Petrila Mine disaster
- Location of Hunedoara County in Romania
- Date: 15 November 2008
- Location: Petrila, Hunedoara County, Romania;
- Deaths: 13
- Injuries: 13

= Petrila Mine disaster =

Coal mine disaster in Romania

On November 15, 2008, 12 miners died in two explosions at a mine in Petrila, one of six coal mining cities in the Jiu Valley region of Hunedoara County, Romania. On November 24 another miner died at Floreasca Hospital in Bucharest raising the death toll to 13.

==Background==
The first explosion occurred in a coal mine in southwestern Romania, killing eight miners. Prime Minister Călin Popescu Tăriceanu said the explosion that killed the miners in the coal-rich Jiu Valley occurred at a depth of 950 meters.

A second explosion killed four rescue workers, said Ilie Păducel, mayor of the town of Petrila where the mine is located. Hundreds of relatives gathered at the mine after the first explosion, Realitatea TV reported. Romanian President Traian Băsescu said he would travel to the site later Saturday.

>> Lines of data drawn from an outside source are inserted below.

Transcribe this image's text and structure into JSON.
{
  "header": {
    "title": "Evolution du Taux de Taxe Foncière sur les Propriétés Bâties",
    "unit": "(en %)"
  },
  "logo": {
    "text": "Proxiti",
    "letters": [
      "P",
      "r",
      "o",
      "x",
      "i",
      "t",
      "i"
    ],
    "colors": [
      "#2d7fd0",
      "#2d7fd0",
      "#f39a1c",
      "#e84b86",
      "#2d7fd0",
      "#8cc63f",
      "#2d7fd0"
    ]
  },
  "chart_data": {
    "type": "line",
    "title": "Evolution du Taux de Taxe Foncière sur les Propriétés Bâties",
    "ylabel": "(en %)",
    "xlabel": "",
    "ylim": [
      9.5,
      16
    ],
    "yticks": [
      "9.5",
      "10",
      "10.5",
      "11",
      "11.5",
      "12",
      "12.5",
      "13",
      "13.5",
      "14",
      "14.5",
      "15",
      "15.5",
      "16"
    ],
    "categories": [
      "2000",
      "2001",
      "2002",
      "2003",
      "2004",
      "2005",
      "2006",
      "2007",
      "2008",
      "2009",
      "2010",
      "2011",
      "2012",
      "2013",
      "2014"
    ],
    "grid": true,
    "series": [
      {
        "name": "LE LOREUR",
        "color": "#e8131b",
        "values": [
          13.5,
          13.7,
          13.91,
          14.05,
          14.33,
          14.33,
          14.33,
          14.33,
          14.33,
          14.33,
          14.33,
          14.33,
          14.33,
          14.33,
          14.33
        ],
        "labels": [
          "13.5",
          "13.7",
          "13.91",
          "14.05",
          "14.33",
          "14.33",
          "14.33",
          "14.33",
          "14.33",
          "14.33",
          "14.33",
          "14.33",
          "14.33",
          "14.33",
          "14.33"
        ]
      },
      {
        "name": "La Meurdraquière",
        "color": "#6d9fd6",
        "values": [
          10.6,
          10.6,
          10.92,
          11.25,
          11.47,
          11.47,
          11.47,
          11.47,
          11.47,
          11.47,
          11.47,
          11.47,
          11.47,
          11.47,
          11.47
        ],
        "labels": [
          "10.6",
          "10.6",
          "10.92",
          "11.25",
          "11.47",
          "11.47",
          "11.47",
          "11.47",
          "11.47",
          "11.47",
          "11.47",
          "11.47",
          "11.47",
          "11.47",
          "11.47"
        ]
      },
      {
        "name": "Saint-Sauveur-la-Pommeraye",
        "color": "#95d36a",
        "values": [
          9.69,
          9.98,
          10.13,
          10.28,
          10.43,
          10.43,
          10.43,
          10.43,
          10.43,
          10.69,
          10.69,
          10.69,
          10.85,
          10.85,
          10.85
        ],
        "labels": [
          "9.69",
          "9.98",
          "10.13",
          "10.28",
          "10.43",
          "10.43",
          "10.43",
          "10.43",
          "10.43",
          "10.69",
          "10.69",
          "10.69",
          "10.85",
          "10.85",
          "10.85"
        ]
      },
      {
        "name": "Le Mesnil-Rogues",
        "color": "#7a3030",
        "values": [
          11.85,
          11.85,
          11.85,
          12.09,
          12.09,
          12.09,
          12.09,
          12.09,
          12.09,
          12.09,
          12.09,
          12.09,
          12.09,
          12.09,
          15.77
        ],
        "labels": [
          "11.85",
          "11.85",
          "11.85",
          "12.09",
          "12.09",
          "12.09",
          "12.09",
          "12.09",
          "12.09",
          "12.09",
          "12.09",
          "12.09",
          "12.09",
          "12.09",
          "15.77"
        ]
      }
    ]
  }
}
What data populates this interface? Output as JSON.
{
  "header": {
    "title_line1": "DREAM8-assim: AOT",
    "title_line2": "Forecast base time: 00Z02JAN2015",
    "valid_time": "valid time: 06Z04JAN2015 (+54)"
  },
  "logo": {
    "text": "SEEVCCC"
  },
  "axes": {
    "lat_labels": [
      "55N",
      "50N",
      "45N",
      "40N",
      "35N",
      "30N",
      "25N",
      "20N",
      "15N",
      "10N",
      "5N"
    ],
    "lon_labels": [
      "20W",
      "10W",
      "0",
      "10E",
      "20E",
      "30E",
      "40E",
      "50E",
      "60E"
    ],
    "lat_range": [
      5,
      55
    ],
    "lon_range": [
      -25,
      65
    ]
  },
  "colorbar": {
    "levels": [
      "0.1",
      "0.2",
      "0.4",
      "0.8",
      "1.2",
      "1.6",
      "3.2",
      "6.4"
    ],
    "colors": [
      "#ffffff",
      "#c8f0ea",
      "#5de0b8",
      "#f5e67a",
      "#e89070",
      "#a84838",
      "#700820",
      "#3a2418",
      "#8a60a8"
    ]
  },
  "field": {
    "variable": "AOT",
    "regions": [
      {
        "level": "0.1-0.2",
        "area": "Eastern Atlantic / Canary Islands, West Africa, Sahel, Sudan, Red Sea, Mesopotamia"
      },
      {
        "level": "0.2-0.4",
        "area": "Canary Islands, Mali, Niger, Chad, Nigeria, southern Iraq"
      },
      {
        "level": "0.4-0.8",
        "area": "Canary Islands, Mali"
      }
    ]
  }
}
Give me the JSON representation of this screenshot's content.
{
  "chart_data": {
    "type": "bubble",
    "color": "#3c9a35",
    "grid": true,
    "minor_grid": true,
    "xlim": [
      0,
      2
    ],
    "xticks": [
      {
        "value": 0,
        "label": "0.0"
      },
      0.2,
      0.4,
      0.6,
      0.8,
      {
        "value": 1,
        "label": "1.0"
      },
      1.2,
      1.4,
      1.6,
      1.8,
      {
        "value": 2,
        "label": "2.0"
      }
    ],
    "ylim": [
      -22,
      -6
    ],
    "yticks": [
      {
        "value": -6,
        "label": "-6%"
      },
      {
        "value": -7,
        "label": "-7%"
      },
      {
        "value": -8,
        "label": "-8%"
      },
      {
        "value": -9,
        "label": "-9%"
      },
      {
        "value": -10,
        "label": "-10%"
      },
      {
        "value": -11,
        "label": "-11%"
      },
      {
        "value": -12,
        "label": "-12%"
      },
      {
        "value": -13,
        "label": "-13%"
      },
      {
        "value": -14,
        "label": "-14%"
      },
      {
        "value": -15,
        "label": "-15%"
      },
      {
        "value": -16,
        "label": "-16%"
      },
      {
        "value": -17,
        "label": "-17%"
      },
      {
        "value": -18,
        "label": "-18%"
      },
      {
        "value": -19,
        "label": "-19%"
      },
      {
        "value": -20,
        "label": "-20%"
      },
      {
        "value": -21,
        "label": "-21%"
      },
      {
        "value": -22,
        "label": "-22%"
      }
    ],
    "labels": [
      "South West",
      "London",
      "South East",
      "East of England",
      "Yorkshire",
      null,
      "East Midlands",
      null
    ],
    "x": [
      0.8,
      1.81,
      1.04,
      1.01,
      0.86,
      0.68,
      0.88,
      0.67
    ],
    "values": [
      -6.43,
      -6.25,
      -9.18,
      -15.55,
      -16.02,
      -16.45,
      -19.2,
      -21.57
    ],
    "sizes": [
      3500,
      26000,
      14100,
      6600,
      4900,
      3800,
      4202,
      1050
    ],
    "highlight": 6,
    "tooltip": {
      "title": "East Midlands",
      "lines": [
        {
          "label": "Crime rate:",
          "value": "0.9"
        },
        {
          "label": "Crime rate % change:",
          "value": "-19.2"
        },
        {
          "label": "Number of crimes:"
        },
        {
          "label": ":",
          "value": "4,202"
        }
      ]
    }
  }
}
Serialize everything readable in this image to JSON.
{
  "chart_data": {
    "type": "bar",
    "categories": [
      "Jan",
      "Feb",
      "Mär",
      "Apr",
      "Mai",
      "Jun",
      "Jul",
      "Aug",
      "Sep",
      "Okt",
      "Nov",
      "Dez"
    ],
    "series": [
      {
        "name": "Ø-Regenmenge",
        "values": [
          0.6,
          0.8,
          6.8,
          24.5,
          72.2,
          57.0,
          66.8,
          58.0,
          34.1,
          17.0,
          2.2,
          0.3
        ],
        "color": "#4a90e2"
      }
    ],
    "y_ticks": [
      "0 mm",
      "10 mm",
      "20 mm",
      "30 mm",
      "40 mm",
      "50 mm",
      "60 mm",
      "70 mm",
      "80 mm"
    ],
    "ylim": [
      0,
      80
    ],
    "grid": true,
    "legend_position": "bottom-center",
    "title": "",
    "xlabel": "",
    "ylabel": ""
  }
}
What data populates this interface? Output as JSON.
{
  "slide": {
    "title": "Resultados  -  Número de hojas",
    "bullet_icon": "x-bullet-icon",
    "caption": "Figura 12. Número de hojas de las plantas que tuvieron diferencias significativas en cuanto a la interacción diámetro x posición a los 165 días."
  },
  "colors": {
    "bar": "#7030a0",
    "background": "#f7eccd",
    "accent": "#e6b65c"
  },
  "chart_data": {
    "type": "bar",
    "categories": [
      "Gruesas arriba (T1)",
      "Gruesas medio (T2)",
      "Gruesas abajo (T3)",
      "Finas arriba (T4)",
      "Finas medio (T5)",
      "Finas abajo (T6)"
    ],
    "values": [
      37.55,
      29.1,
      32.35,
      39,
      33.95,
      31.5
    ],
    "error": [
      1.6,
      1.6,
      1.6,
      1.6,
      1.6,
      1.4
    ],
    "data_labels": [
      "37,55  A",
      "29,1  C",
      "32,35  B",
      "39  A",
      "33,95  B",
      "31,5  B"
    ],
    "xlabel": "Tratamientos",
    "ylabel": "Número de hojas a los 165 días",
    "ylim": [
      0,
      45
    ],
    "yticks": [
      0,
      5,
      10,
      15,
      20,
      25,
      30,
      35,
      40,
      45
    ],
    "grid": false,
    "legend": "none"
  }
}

Mine officials said the explosions were believed to have been caused by an accumulation of methane gas. Officials banned anyone from going down in to mine for the next 48 hours. Eight injured were treated for burns, and officials said about 100 miners were working at the time of the first explosion.

Mining was once a thriving industry in Romania, employing almost half a million people, and miners were a feared political force in the 1990s.

However, the industry struggled in the years before the explosion, as cheaper imported coal and cleaner forms of energy emerged. Previously, in 2001, a Romanian mining explosion left 14 people dead.